Criada no século 19, a sapatilha de ponta foi um dos fatores que vieram dar sustentação aos ideais românticos em um espetáculo cênico. “O romantismo colocava em evidência a maneira apaixonada de encarar a vida, valorizando a figura feminina, por isso as bailarinas mulheres começaram a ocupar os papeis de protagonista nos espetáculos e, até hoje, a sapatilha é usada apenas por mulheres numa formação em balé clássico”, contextualiza a especialista de dança Juliana Siqueira, bailarina pernambucana e autora do livro Sobre as pontas dos pés.

Segundo Juliana, as sapatilhas de ponta trouxeram um significado de leveza, pois permitia que a bailarina deslizasse pelo chão, fazendo com que ela parecesse pertencer a um mundo real e sobrenatural ao mesmo tempo, trazendo leveza para os palcos. Mesmo levando suavidade à coreografia, esse tipo de sapatilha é muito difícil de ser usada e exige muita preparação, pois a sua estrutura machuca os pés.

“Por ter uma superfície de contato muito pequena com o solo, dançar nas pontas envolve muito equilíbrio e força, além de toda a técnica que está envolvida na execução dos movimentos presentes no balé clássico, que exige muito refinamento e amadurecimento”, explica Juliana sobre a principal dificuldade que as dançarinas enfrentam nas pontas dos pés.
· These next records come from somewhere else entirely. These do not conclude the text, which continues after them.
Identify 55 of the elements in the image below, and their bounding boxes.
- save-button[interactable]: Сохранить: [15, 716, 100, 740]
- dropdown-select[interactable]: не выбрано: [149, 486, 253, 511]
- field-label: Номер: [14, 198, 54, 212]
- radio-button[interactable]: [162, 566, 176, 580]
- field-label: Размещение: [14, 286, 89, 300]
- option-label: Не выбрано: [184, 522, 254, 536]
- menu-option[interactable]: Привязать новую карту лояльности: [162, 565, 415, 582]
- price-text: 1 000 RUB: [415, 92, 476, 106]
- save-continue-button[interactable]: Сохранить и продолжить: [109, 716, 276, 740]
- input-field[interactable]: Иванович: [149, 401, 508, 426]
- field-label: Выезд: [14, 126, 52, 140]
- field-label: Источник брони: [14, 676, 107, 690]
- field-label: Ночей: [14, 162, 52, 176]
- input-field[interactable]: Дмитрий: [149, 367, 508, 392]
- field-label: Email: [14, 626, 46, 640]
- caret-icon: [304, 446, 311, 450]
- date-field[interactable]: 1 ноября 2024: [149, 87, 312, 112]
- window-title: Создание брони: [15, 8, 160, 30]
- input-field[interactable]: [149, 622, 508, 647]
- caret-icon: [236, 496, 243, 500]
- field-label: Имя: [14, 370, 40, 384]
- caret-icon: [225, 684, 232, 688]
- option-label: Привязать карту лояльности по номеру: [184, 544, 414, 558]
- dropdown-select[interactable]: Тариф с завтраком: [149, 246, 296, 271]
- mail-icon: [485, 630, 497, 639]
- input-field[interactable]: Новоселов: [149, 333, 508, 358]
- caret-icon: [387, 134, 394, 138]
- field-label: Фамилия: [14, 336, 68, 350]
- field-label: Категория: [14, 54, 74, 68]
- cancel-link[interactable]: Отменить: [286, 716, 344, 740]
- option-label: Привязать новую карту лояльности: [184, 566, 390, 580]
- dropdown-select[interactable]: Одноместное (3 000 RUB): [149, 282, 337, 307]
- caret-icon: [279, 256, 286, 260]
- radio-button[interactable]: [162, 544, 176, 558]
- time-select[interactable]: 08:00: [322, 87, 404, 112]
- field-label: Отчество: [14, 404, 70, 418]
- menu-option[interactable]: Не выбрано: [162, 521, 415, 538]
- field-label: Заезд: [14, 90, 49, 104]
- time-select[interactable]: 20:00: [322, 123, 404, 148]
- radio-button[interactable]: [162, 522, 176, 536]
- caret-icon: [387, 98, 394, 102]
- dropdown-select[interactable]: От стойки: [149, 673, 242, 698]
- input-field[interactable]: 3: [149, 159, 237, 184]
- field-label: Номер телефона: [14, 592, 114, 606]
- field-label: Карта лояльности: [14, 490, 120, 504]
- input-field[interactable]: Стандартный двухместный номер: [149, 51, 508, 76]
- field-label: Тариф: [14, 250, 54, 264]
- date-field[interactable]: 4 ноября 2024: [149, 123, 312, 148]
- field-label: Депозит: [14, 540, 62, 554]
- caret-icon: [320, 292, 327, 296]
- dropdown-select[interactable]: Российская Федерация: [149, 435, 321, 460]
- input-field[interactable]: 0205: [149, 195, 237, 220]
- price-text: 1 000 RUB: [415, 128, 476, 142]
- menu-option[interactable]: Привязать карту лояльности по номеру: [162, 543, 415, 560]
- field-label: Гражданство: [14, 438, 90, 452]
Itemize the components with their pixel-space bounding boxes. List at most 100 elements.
Para as meninas que dançam balé clássico desde a infância, o uso do calçado é o momento mais sonhado e aguardado das suas vidas. A transição é vista como um ritual e mostra que a criança está crescendo e evoluindo nos passos da dança. Mas o seu uso precoce pode trazer muitos prejuízos para a saúde física e mental da dançarina, por isso é preciso tomar muito cuidado para não se precipitar neste processo. Mas qual será então a hora certa de usá-las?
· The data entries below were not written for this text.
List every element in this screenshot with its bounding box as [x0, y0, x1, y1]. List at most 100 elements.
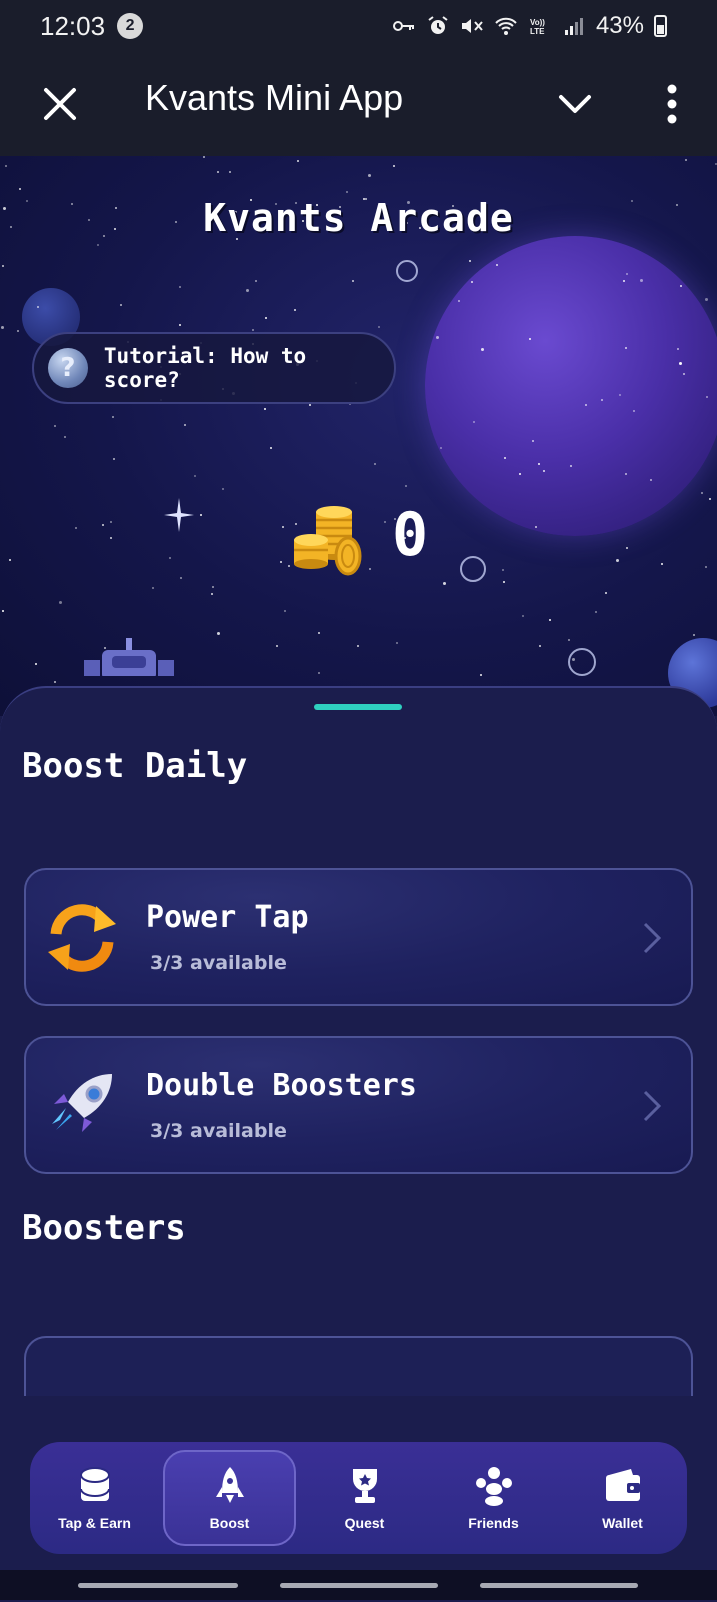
star-decoration: [626, 547, 628, 549]
recent-apps-handle[interactable]: [78, 1583, 238, 1588]
star-decoration: [102, 524, 104, 526]
star-decoration: [443, 582, 446, 585]
nav-label: Tap & Earn: [58, 1515, 131, 1531]
star-decoration: [276, 645, 278, 647]
star-decoration: [374, 463, 376, 465]
star-decoration: [378, 326, 380, 328]
rocket-icon: [52, 1074, 112, 1132]
nav-boost[interactable]: Boost: [163, 1450, 296, 1546]
star-decoration: [110, 537, 112, 539]
star-decoration: [522, 615, 524, 617]
star-decoration: [346, 191, 348, 193]
mute-icon: [461, 19, 483, 33]
star-decoration: [683, 373, 685, 375]
star-decoration: [318, 672, 320, 674]
star-decoration: [280, 561, 282, 563]
star-decoration: [270, 447, 272, 449]
star-decoration: [297, 160, 299, 162]
double-boosters-card[interactable]: Double Boosters 3/3 available: [24, 1036, 693, 1174]
star-decoration: [650, 479, 652, 481]
close-icon[interactable]: [38, 82, 82, 126]
nav-label: Friends: [468, 1515, 519, 1531]
svg-text:Vo)): Vo)): [530, 18, 545, 27]
star-decoration: [709, 498, 711, 500]
home-handle[interactable]: [280, 1583, 438, 1588]
star-decoration: [529, 338, 531, 340]
star-decoration: [59, 601, 62, 604]
star-decoration: [504, 457, 506, 459]
tutorial-button[interactable]: ? Tutorial: How to score?: [32, 332, 396, 404]
nav-friends[interactable]: Friends: [429, 1442, 558, 1554]
star-decoration: [97, 244, 99, 246]
rocket-icon: [215, 1467, 244, 1503]
star-decoration: [679, 362, 682, 365]
star-decoration: [184, 424, 186, 426]
refresh-arrows-icon: [48, 904, 116, 972]
star-decoration: [680, 285, 682, 287]
star-decoration: [309, 404, 311, 406]
star-decoration: [211, 593, 213, 595]
star-decoration: [480, 674, 482, 676]
star-decoration: [572, 658, 575, 661]
booster-card[interactable]: [24, 1336, 693, 1396]
power-tap-card[interactable]: Power Tap 3/3 available: [24, 868, 693, 1006]
star-decoration: [1, 326, 4, 329]
star-decoration: [252, 329, 254, 331]
star-decoration: [54, 425, 56, 427]
chevron-right-icon: [643, 922, 662, 954]
sheet-drag-handle[interactable]: [314, 704, 402, 710]
star-decoration: [37, 306, 39, 308]
star-decoration: [539, 645, 541, 647]
wallet-icon: [605, 1469, 640, 1501]
star-decoration: [705, 298, 708, 301]
star-decoration: [169, 557, 171, 559]
star-decoration: [113, 458, 115, 460]
nav-wallet[interactable]: Wallet: [558, 1442, 687, 1554]
star-decoration: [217, 632, 220, 635]
star-decoration: [585, 404, 587, 406]
star-decoration: [706, 396, 708, 398]
star-decoration: [616, 559, 619, 562]
arcade-hero[interactable]: Kvants Arcade ? Tutorial: How to score? …: [0, 156, 717, 716]
star-decoration: [203, 156, 205, 158]
star-decoration: [473, 421, 475, 423]
star-decoration: [519, 473, 521, 475]
star-decoration: [357, 645, 359, 647]
star-decoration: [677, 348, 679, 350]
star-decoration: [538, 463, 540, 465]
ring-decoration: [460, 556, 486, 582]
nav-label: Wallet: [602, 1515, 643, 1531]
ring-decoration: [396, 260, 418, 282]
star-decoration: [284, 610, 286, 612]
card-title: Power Tap: [146, 900, 309, 935]
card-title: Double Boosters: [146, 1068, 417, 1103]
star-decoration: [633, 410, 635, 412]
score-value: 0: [392, 500, 429, 570]
back-handle[interactable]: [480, 1583, 638, 1588]
more-vertical-icon[interactable]: [652, 80, 692, 128]
star-decoration: [265, 317, 267, 319]
star-decoration: [640, 279, 643, 282]
alarm-icon: [428, 16, 448, 34]
bottom-nav: Tap & Earn Boost Quest Friends Wallet: [30, 1442, 687, 1554]
star-decoration: [222, 488, 224, 490]
star-decoration: [19, 188, 21, 190]
star-decoration: [595, 611, 597, 613]
chevron-down-icon[interactable]: [555, 84, 595, 124]
star-decoration: [9, 559, 11, 561]
star-decoration: [17, 330, 19, 332]
star-decoration: [701, 492, 703, 494]
star-decoration: [623, 280, 625, 282]
star-decoration: [396, 642, 398, 644]
star-decoration: [440, 447, 442, 449]
nav-tap-earn[interactable]: Tap & Earn: [30, 1442, 159, 1554]
card-availability: 3/3 available: [150, 952, 287, 974]
robot-icon: [84, 638, 174, 676]
key-icon: [392, 21, 414, 31]
star-decoration: [282, 526, 284, 528]
star-decoration: [625, 473, 627, 475]
ring-decoration: [568, 648, 596, 676]
nav-quest[interactable]: Quest: [300, 1442, 429, 1554]
star-decoration: [471, 281, 473, 283]
star-decoration: [64, 436, 66, 438]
“Considerando o tempo de prática, a literatura sugere de 3 a 4 anos de prática de balé clássico, com uma frequência semanal de duas a três aulas, de modo geral, para que se atinja um nível técnico suficiente para o uso das pontas; além disso, é preciso avaliar se a aluna dispõe de força e estabilidade dos tornozelos e partes superiores do corpo, além de flexibilidade dos tornozelos e pés e alinhamento do corpo”, orienta Juliana.
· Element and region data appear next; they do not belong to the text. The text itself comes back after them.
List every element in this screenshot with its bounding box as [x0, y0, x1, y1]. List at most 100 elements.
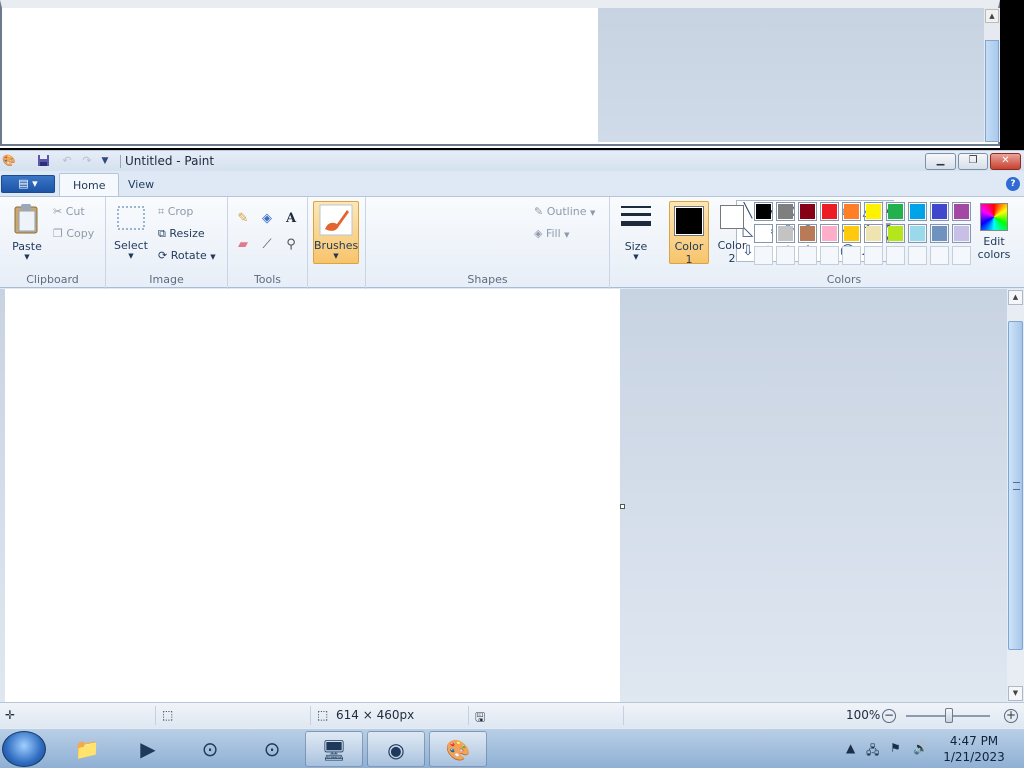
magnifier-icon[interactable]: ⚲ [281, 235, 301, 255]
palette-swatch[interactable] [842, 224, 861, 243]
paste-dropdown-icon[interactable]: ▼ [8, 253, 46, 261]
action-center-icon[interactable]: ⚑ [890, 741, 901, 755]
eraser-icon[interactable]: ▰ [233, 235, 253, 255]
custom-color-slot[interactable] [820, 246, 839, 265]
copy-label: Copy [66, 227, 95, 240]
brushes-button[interactable]: Brushes ▼ [313, 201, 359, 264]
cut-button[interactable]: ✂ Cut [53, 203, 85, 221]
customize-quick-access-icon[interactable]: ▼ [98, 154, 112, 168]
text-icon[interactable]: A [281, 209, 301, 229]
remote-desktop-icon[interactable]: 🖥 [305, 731, 363, 767]
color1-button[interactable]: Color 1 [669, 201, 709, 266]
paint-taskbar-icon[interactable]: 🎨 [429, 731, 487, 767]
zoom-out-icon[interactable]: − [882, 709, 896, 723]
scroll-up-arrow-icon[interactable]: ▲ [985, 9, 999, 23]
custom-color-slot[interactable] [886, 246, 905, 265]
paint-app-icon[interactable]: 🎨 [2, 154, 16, 168]
close-button[interactable]: ✕ [990, 153, 1021, 170]
custom-color-slot[interactable] [864, 246, 883, 265]
palette-swatch[interactable] [754, 224, 773, 243]
palette-swatch[interactable] [864, 202, 883, 221]
background-window-scrollbar[interactable]: ▲ [984, 8, 1000, 142]
zoom-slider-thumb[interactable] [945, 708, 953, 723]
palette-swatch[interactable] [776, 202, 795, 221]
size-button[interactable]: Size ▼ [614, 203, 658, 261]
fill-icon[interactable]: ◈ [257, 209, 277, 229]
zoom-level: 100% [846, 708, 881, 722]
scroll-thumb[interactable] [1008, 321, 1023, 650]
minimize-button[interactable]: ▁ [925, 153, 956, 170]
palette-swatch[interactable] [952, 202, 971, 221]
custom-color-slot[interactable] [930, 246, 949, 265]
undo-icon[interactable]: ↶ [60, 154, 74, 168]
save-icon[interactable] [36, 154, 50, 168]
zoom-in-icon[interactable]: + [1004, 709, 1018, 723]
brush-icon [319, 204, 353, 236]
rotate-button[interactable]: ⟳ Rotate ▼ [158, 247, 216, 265]
scroll-down-icon[interactable]: ▼ [1008, 686, 1023, 701]
edit-colors-button[interactable]: Edit colors [974, 203, 1014, 261]
tab-view[interactable]: View [115, 173, 167, 196]
copy-button[interactable]: ❐ Copy [53, 225, 94, 243]
color-picker-icon[interactable]: ⟋ [257, 235, 277, 255]
cut-label: Cut [65, 205, 85, 218]
palette-swatch[interactable] [776, 224, 795, 243]
palette-swatch[interactable] [754, 202, 773, 221]
select-button[interactable]: Select ▼ [112, 203, 150, 260]
window-title: Untitled - Paint [125, 154, 215, 168]
palette-swatch[interactable] [798, 224, 817, 243]
color2-button[interactable]: Color 2 [712, 201, 752, 265]
browser-shield-icon[interactable]: ⊙ [181, 731, 239, 767]
custom-color-slot[interactable] [798, 246, 817, 265]
crop-button[interactable]: ⌗ Crop [158, 203, 193, 221]
clock[interactable]: 4:47 PM 1/21/2023 [936, 733, 1012, 765]
custom-color-slot[interactable] [776, 246, 795, 265]
scroll-thumb[interactable] [985, 40, 999, 142]
palette-swatch[interactable] [908, 202, 927, 221]
vertical-scrollbar[interactable]: ▲ ▼ [1007, 289, 1024, 702]
custom-color-slot[interactable] [842, 246, 861, 265]
palette-swatch[interactable] [952, 224, 971, 243]
help-icon[interactable]: ? [1006, 177, 1020, 191]
palette-swatch[interactable] [930, 224, 949, 243]
palette-swatch[interactable] [886, 202, 905, 221]
show-hidden-icons-icon[interactable]: ▲ [846, 741, 855, 755]
edit-colors-label-a: Edit [983, 235, 1005, 248]
taskbar: 📁 ▶ ⊙ ⊙ 🖥 ◉ 🎨 ▲ 🖧 ⚑ 🔊 4:47 PM 1/21/2023 [0, 728, 1024, 768]
custom-color-slot[interactable] [754, 246, 773, 265]
volume-icon[interactable]: 🔊 [913, 741, 928, 755]
select-dropdown-icon[interactable]: ▼ [112, 252, 150, 260]
palette-swatch[interactable] [798, 202, 817, 221]
palette-swatch[interactable] [930, 202, 949, 221]
paste-button[interactable]: Paste ▼ [8, 203, 46, 261]
start-button[interactable] [2, 731, 46, 767]
outline-button[interactable]: ✎ Outline ▼ [534, 203, 595, 221]
resize-button[interactable]: ⧉ Resize [158, 225, 205, 243]
image-group: Select ▼ ⌗ Crop ⧉ Resize ⟳ Rotate ▼ Imag… [106, 197, 228, 289]
browser-shield-alt-icon[interactable]: ⊙ [243, 731, 301, 767]
palette-swatch[interactable] [842, 202, 861, 221]
network-icon[interactable]: 🖧 [866, 741, 879, 762]
drawing-canvas[interactable] [5, 289, 620, 702]
canvas-resize-handle[interactable] [620, 504, 625, 509]
scroll-up-icon[interactable]: ▲ [1008, 290, 1023, 305]
palette-swatch[interactable] [864, 224, 883, 243]
color2-label-b: 2 [728, 252, 736, 265]
file-explorer-icon[interactable]: 📁 [58, 731, 116, 767]
outline-label: Outline [546, 205, 587, 218]
custom-color-slot[interactable] [908, 246, 927, 265]
status-divider [468, 706, 469, 725]
palette-swatch[interactable] [820, 224, 839, 243]
chrome-icon[interactable]: ◉ [367, 731, 425, 767]
palette-swatch[interactable] [908, 224, 927, 243]
redo-icon[interactable]: ↷ [80, 154, 94, 168]
palette-swatch[interactable] [886, 224, 905, 243]
file-menu-button[interactable]: ▤ ▾ [1, 175, 55, 193]
media-player-icon[interactable]: ▶ [119, 731, 177, 767]
fill-shape-button[interactable]: ◈ Fill ▼ [534, 225, 570, 243]
custom-color-slot[interactable] [952, 246, 971, 265]
pencil-icon[interactable]: ✎ [233, 209, 253, 229]
maximize-button[interactable]: ❐ [958, 153, 988, 170]
palette-swatch[interactable] [820, 202, 839, 221]
tab-home[interactable]: Home [59, 173, 120, 196]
“Também é importante observar se a aluna tem sobrepeso (por conta do impacto de se equilibrar numa pequena superfície), e está desenvolvida o suficiente (a nível ósseo, muscular e emocional). É preciso levar em consideração ainda o comportamento da estudante de balé diante de sua formação: alunas que adotam uma conduta responsável e perseverante tendem a ter mais sucesso na ‘conquista’ de usar a sapatilha de ponta”, esclarece a especialista em pontas.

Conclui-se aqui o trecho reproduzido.